The MLB Postseason: throw out the numbers
Learn what you can from the past, then focus on the present…
A while back I was switching channels to keep up with what was happening in all the MLB playoff games and heard an announcer say he loved the postseason because you could throw out all the numbers.
I didn’t stick around long enough to find out for sure, but it sounded like Hall of Fame pitcher Jim Kaat and if it turns out he’s dead, he’s still dispensing excellent advice from beyond the grave. But let’s forget what Spirit of Playoffs Past said it and concentrate on what it means.
Start with spray charts.
If you’ve been watching televised baseball games this season you’ve been seeing spray charts like the one above.
I pulled this one off the internet at random and if I interpreted the label correctly this is what St. Louis Cardinal Matt Carpenter did in 2018 when he put a ball in play that traveled less than 200 feet. (For our purposes let’s assume that’s exactly what it is because even if it isn’t we can still use it to learn something.)
If you were positioning infielders and strictly followed this chart, you’d probably want to put a bunch of defenders on the right side of the infield every time Carpenter came to the plate.
Or would you?
In 2018 Carpenter had 564 at bats so you’re looking at a spray chart based on a large sample size; given 564 chances, this is what Carpenter did. But that doesn’t mean the chances of Carpenter hitting the ball to the right side are 75 percent each and every time he steps to the plate.
What Carpenter did over 564 chances is just a starting point; what you need to focus on is what Carpenter might do with just four chances against the pitchers he’ll see that night.
Say the starting pitcher works in the low 90s, Carpenter then faces a soft-tossing lefty and then a backend of the bullpen guy who can hit 100 mph on the radar gun. Does Carpenter pull grounders to the right side 75 percent of the time no matter what type of pitcher he faces?
Maybe that 100-mph guy will get the left-handed Carpenter to hit a grounder to third base a whole lot more than eight percent of the time and if that’s the case you don’t want everybody standing over on the right side of the infield when your Nuke LaLoosh is on the mound.
Throw out the overall numbers and go with what’s happening right now.
Overall average versus right now
Here’s what the eight Cardinal position players that started Game 2 of the NLCS did during the regular season:
1. Fowler .238
2. Wong .285
3. Goldschmidt .260
4. Ozuna .241
5. Molina .270
6. Carpenter .226
7. Edman .304
8. DeJong .233
Now here’s what those same guys are currently hitting in the playoffs:
1. Fowler .069
2. Wong .192
3. Goldschmidt .345
4. Ozuna .310
5. Molina .115
6. Carpenter .091
7. Edman .240
8. DeJong .208
If you’re a pitcher about to face the Cardinals you don’t care all that much about what guys hit during the regular season; throw those numbers out because what really matters is how they’re hitting right now.

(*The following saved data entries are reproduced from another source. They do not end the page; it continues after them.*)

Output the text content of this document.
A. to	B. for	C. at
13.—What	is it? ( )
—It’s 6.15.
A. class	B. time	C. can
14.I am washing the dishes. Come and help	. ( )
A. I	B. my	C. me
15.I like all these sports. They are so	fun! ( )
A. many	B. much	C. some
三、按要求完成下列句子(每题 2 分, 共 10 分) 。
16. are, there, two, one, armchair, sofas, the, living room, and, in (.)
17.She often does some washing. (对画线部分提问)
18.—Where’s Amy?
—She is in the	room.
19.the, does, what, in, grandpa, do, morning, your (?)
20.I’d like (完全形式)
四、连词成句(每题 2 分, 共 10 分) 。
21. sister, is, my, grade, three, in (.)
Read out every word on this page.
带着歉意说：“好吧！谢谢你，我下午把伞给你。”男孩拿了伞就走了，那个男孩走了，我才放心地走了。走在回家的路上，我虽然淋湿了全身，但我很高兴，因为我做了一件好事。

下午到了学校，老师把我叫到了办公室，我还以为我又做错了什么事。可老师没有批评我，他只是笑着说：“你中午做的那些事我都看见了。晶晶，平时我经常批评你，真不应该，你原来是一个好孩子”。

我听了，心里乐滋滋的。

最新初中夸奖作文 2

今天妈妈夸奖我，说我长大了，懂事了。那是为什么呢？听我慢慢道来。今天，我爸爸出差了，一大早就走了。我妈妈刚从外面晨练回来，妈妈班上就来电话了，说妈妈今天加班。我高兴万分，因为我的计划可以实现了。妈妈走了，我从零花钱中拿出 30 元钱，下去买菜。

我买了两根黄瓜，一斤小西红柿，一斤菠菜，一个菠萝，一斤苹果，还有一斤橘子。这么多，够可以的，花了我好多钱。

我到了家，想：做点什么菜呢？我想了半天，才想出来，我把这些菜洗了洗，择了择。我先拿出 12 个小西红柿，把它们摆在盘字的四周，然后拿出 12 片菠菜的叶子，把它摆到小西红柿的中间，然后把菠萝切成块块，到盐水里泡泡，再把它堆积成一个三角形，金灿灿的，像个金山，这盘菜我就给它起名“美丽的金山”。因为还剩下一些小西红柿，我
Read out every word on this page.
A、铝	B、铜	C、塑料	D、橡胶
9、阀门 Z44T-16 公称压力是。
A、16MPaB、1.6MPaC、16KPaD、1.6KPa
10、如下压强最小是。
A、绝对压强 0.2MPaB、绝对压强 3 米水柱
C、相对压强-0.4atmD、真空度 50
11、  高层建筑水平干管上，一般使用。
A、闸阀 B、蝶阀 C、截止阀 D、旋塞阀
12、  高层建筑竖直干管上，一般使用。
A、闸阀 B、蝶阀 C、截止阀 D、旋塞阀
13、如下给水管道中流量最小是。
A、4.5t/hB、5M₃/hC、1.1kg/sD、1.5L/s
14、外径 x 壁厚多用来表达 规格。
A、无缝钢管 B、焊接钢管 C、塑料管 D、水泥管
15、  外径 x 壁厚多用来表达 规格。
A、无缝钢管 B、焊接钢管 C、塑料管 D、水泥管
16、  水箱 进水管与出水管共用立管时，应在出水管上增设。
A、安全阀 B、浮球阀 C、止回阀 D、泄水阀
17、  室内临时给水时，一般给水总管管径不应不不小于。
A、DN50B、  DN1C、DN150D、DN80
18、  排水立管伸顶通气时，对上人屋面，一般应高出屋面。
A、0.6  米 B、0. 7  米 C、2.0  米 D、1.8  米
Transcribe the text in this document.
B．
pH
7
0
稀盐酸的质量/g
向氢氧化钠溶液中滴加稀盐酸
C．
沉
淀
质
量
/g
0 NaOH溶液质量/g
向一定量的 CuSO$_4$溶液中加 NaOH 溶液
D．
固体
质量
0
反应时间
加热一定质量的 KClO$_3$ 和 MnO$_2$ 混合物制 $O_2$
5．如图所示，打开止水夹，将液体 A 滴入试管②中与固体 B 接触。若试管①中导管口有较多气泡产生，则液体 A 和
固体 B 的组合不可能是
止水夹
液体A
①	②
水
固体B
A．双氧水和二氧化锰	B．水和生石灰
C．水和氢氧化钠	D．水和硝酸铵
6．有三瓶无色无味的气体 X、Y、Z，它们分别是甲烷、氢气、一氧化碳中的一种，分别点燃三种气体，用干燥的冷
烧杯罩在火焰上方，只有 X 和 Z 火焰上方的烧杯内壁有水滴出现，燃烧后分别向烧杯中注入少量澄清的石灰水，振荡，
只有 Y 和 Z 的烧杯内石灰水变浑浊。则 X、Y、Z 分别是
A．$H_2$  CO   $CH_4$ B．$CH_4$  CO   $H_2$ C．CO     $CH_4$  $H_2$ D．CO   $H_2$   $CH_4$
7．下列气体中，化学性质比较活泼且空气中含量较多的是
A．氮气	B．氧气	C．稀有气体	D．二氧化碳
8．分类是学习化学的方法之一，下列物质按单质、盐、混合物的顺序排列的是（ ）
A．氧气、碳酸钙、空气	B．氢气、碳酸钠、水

And how the Cardinals are hitting right now changes the way you work through their lineup.
How about the pitcher?
The Nationals Anibal Sanchez started Friday night’s game against the Cardinals. During 2019 Sanchez threw his splitter 4.5 percent of the time so if you were facing Anibal you might not worry about a pitch he’ll only throw four times a game.
But Friday night Sanchez threw the splitter 24 times in 103 pitches.
During 2019 Sanchez threw his sinker 9.6 percent of the time; Friday night he threw it about 20 percent of the time.
The Cardinals didn’t see a changeup – a pitch Sanchez relied on 23.5 percent of the time during the season – until the fourth inning and Sanchez wound up throwing just seven of them; about six percent of the time.
Smart pitchers do not use the same game plan every time out and if they see a team is struggling with a certain pitch might throw it more often and minimize a pitch the other team is hitting well.
The Cardinals couldn’t afford to ignore the splitter because Sanchez didn’t throw it much over the course of the regular season. Throw out the overall numbers – which only tell you what happened in the past – and deal with what’s happening in the present.
Don’t forget the mental stuff
Ryan Zimmerman of the Washington Nationals scuffled during 2019 and only played in 52 regular season games, but has been in the postseason five times.
Players who have never experienced the postseason atmosphere are sometimes overwhelmed; way more media, way more ticket requests from second cousins they haven’t seen since third grade, way more distractions in general.
It’s also way different to play in front of 18,000 fans in July than playing in front of 54,000 fans going batshit in October.
After Zimmerman hit a three-run home run against the Dodgers, TBS announcer Jeff Francoeur talked about why a manager might want to stick with a veteran, even if his regular season numbers don’t look all that hot.
A kid with better numbers might be hyperventilating in the postseason and have less chance of coming through under pressure than a been-there-done-that guy who’s calmer and likely to take a better at bat.
So the Undead Jim Kaat is right; the overall numbers are a starting point, but go ahead and throw those out.
What’s really important is what’s happening right now.